There is a real gap in my knowledge as I have never once tried an SDR based receiver or transceiver. SDR dongles are very low cost, so I really have no excuse.

On the Southgate site I read news of a new SDR 5W transceiver.


Roger Lapthorn, G3XBM, is a regular contributor to and writes from Cambridge, England.

4 Responses to “SDR receivers and transceivers”

  • Richard vk3rr:

    Hi Guys
    I finally gave into this arena, and purchased an SDRplay from the UK.
    Their recommended S/W was SDRuno. This s/w is full of bugs, for me it attacked my win10 operating system on three PCs. (When something fails, try something else … ths was very painful!) SDR Console seems to be a more useful choice of SDR s/w. I have written the suppliers and they must be very aware of it, as I have heard similar stories from others. Now that I am over all the initial frustration, it is quite an intro to the WORLD of SDR receivers.
    I plan to start tracking satellites in the 2m band with it. Watching the doppler and all that should be heaps of fun.
    Richard VK3RR

  • W7DAO:

    I like the idea of SDR and I even have the dongle with the HF up converter, (now for the but), but…

    Yes, I want a 100W SDR Transceiver, but let me get this straight, I have to pay much more than I would for a non-SDR rig and I still have to supply a computer.
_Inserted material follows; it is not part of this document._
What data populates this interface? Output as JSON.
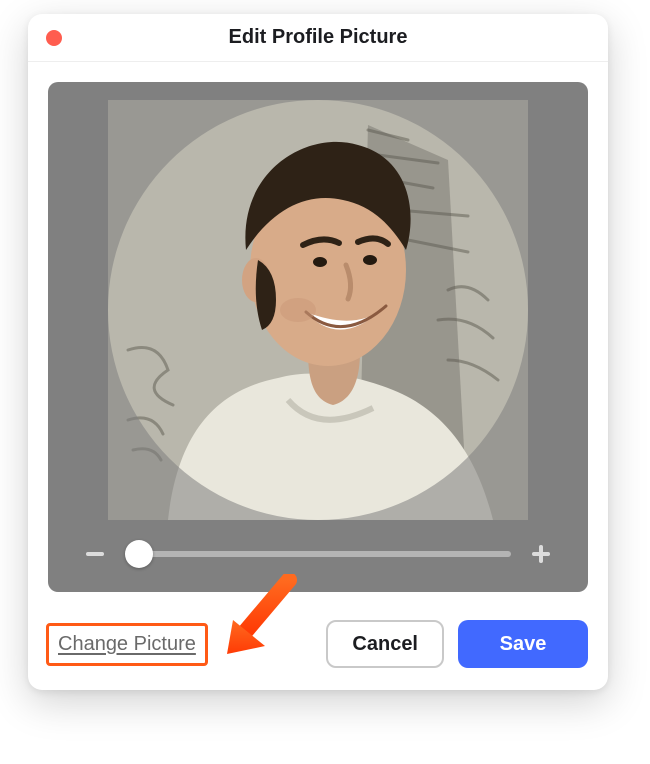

Many of the guts of a modern non-SDR radio are pulled out and those functions are replaced by the software running on a computer that I also bought – more equipment while paying a premium for the radio. For me I don’t see an attractive price vs. benefit ratio for SDR transceivers yet.

  • Colin GM4JPZ:

    I agree with your comments on SDRUno, it’s hopeless. I use HDSDR with my SDRPlay RSP1 and am very happy with it.

    Colin GM4JPZ

  • Lyle WM0S:

    The Icom IC-7300 is a fabulous standalone 100 watts SDR transceiver. No computer is needed. Cost is around $1,300. Since it arrived about 1 year ago, it has taken the ham world by storm!